Statistics by Area / Child Survival and Health

Statistics by Area / Child Survival and Health

Last update: Jun 2008

World Fit For Children Goal
Ensure full immunization of children under one year of age at 90 per cent nationally, with at least 80 per cent coverage in every district or equivalent administrative unit; reduce deaths due to measles by half by 2005; eliminate maternal and neonatal tetanus by 2005; and extend the benefits of new and improved vaccines and other preventive health interventions to children in all countries.


WHO/UNICEF: Immunization Summary 2008 - A Statistical Reference [PDF]

The challenge

Immunization, one of the most important and cost-effective public health interventions, has saved over 20 million lives in the last two decades and protected countless children from illness and disability.
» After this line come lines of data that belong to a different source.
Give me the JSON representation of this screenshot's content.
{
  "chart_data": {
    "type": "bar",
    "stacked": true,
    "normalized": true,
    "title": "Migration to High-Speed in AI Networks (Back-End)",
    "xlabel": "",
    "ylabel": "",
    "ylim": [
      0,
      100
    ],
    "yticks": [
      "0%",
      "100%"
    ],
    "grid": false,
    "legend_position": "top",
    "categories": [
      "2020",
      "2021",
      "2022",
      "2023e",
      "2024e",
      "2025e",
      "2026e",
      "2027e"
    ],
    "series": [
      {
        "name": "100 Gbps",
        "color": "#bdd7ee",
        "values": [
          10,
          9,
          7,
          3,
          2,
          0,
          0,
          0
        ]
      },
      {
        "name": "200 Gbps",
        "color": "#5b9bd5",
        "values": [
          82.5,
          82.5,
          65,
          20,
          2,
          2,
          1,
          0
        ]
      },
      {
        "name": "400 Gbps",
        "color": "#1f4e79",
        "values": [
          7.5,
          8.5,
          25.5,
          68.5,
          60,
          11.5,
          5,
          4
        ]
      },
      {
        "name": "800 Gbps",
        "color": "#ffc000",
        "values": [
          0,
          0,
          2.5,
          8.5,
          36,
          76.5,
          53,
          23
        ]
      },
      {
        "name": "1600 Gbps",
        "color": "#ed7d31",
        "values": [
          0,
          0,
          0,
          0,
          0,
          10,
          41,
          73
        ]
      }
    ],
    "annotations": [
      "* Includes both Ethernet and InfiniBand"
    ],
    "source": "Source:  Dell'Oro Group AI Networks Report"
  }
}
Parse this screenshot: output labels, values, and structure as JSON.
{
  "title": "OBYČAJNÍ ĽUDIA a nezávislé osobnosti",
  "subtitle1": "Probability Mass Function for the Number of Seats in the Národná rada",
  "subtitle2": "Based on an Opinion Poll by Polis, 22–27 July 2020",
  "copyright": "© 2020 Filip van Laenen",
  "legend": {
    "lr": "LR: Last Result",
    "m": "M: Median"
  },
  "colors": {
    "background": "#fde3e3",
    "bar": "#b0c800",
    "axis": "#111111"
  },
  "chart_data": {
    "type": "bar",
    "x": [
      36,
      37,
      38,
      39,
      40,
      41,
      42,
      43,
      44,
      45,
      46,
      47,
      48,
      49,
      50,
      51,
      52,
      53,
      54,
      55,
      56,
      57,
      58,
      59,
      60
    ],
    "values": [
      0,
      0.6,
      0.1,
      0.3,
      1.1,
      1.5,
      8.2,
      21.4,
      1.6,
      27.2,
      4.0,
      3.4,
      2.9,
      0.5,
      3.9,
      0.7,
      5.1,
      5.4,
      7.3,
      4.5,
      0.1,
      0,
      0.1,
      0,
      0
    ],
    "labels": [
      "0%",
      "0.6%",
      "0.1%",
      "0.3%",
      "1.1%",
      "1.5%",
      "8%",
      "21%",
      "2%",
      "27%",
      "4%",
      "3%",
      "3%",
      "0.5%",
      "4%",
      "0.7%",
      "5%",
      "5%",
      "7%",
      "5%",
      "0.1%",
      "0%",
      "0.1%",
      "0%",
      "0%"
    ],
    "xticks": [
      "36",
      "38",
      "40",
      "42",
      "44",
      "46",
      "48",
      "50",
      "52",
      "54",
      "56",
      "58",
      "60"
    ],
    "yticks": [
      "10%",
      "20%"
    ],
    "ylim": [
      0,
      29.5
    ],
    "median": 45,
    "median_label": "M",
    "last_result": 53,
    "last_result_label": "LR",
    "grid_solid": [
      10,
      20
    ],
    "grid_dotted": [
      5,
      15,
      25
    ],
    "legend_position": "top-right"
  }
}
It is an affordable means of protecting whole communities and of reducing poverty.

Immunization coverage for the six major vaccine-preventable diseases - pertussis, childhood tuberculosis, tetanus, polio, measles and diphtheria - has risen significantly since the Expanded Programme on Immunization began in 1974. In 1980, DTP3 coverage was estimated at less than 5 per cent of the world's children immunization in the first year of life; it had increased to an estimated 79 per cent by the end of 2006. Polio is on the verge of eradication. Deaths from measles, a major killer Deaths from measles, a major killer, declined by 60 per cent worldwide and by 72 per cent in Sub-Saharan Africa between 1999 and 2005. Immunization against tetanus has saved hundreds of thousands of mothers and newborns, and only 47 developing countries (as of September 2007) still need to eliminate the disease altogether.

However, immunization coverage has still not realized its potential, leaving millions of children unprotected. Vaccine security is fundamental to meeting immunization goals, and long-term funding remains a serious issue as neither developing country governments nor the international community have made firm commitments.

The Global Alliance for Vaccines and Immunization (GAVI) has developed financial sustainability plans for countries eligible for support. But mobilizing and securing adequate funding will also require stronger political will, better management and greater advocacy.